Arroz, feijão, salada e bife. Mãe, a gente podia ir na casa da tia Sula na praia. Mas se tiver chovendo muito a gente pode ficar jogando banco imobiliário. Mas o papai pode ir no fim de semana e aí a gente volta só no domingo. Mas ela não brigou comigo. Arroz, feijão, salada e bife. Quando eu acabar posso entrar na piscina. Mas se chover eu saio. Mas se eu ver um raio eu saio. Então, se eu vir um raio eu saio. Ele viajou. Ele tá de castigo. Já li todos. Não tem nada novo passando. Acabou já. Arroz, feijão, salada e bife. Por que que nunca tem peixe. Alergia, acho que tenho isso com salada, olha só. A gente podia ir no cinema. Mas sábado tá muito longe. Você podia me dar o boneco do fogo. Não, aquele é do vento. É igual nada. E se. Arroz, feijão, salada e bife. E maçã.
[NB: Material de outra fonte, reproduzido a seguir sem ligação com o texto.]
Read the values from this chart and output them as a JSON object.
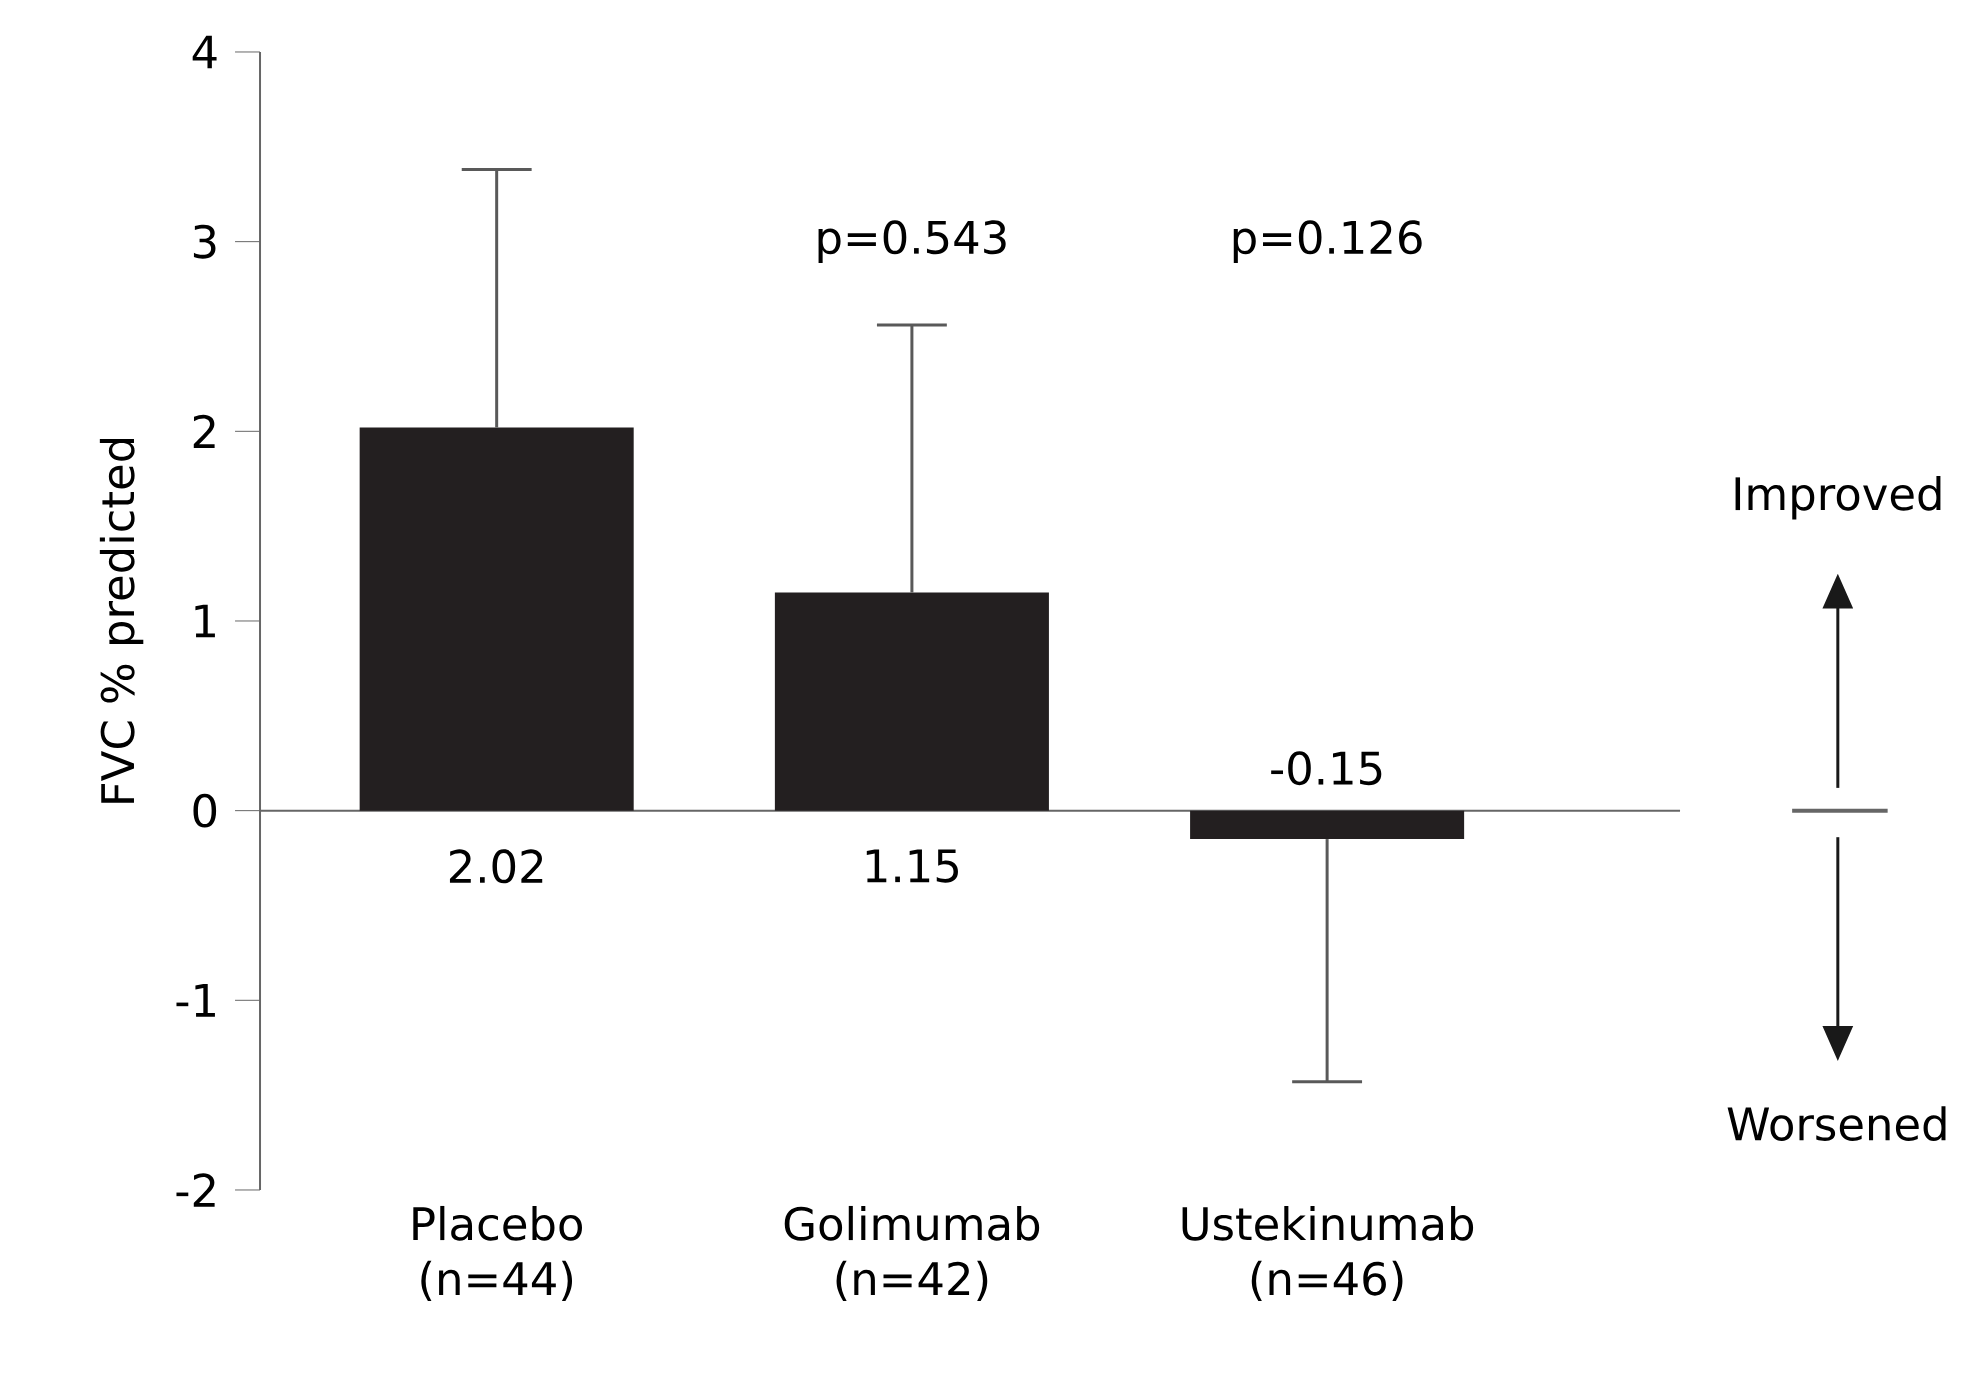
{
  "chart_data": {
    "type": "bar",
    "ylabel": "FVC % predicted",
    "categories": [
      "Placebo (n=44)",
      "Golimumab (n=42)",
      "Ustekinumab (n=46)"
    ],
    "values": [
      2.02,
      1.15,
      -0.15
    ],
    "color": "#231f20",
    "errors": [
      [
        2.02,
        3.38
      ],
      [
        1.15,
        2.56
      ],
      [
        -1.43,
        -0.15
      ]
    ],
    "data_labels": true,
    "value_labels": [
      "2.02",
      "1.15",
      "-0.15"
    ],
    "ylim": [
      -2,
      4
    ],
    "yticks": [
      -2,
      -1,
      0,
      1,
      2,
      3,
      4
    ],
    "annotations": [
      "p=0.543",
      "p=0.126",
      "Improved",
      "Worsened"
    ]
  }
}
Os dias eram de lembrar e as noites de não dormir. No sofá escuro da sala escura, Ana e suas muitas rugas. As mãos secas viram as páginas do álbum ensebado por hábito já, maquinais. Três mocinhas com uniforme de gala do Instituto de Educação. Filha minha não trabalha fora. Uma mesa grande e um Natal. Quinze pessoas. Os olhos velhos se focam em uma só, um rapazinho magro, com cabelos ralos e olhos de que vai desmaiar. Guilherme. Filha minha não fica de sem-vergonhice com primo. Uma menina fantasiada de noiva. Por um instante o corpo velho ressente-se de pancadas antigas. Filha minha não se separa do marido. Dois meninos e duas menininhas. Não sou pai de anormal. Foi numa quarta-feira que abraçou o que ia. Um menino e duas meninas. Filha minha não fica grávida de vagabundo. Foi numa terça-feira que abraçou a que tinha saído dela e nunca mais viu. Um menino e uma menina. Não sou pai de bandido. Foi numa sexta-feira que abraçou um caixão. Uma mulher sozinha. Foi num domingo que abraçou uma boneca de pano. Mole. Caída no chão junto com um vidro vazio de comprimidos.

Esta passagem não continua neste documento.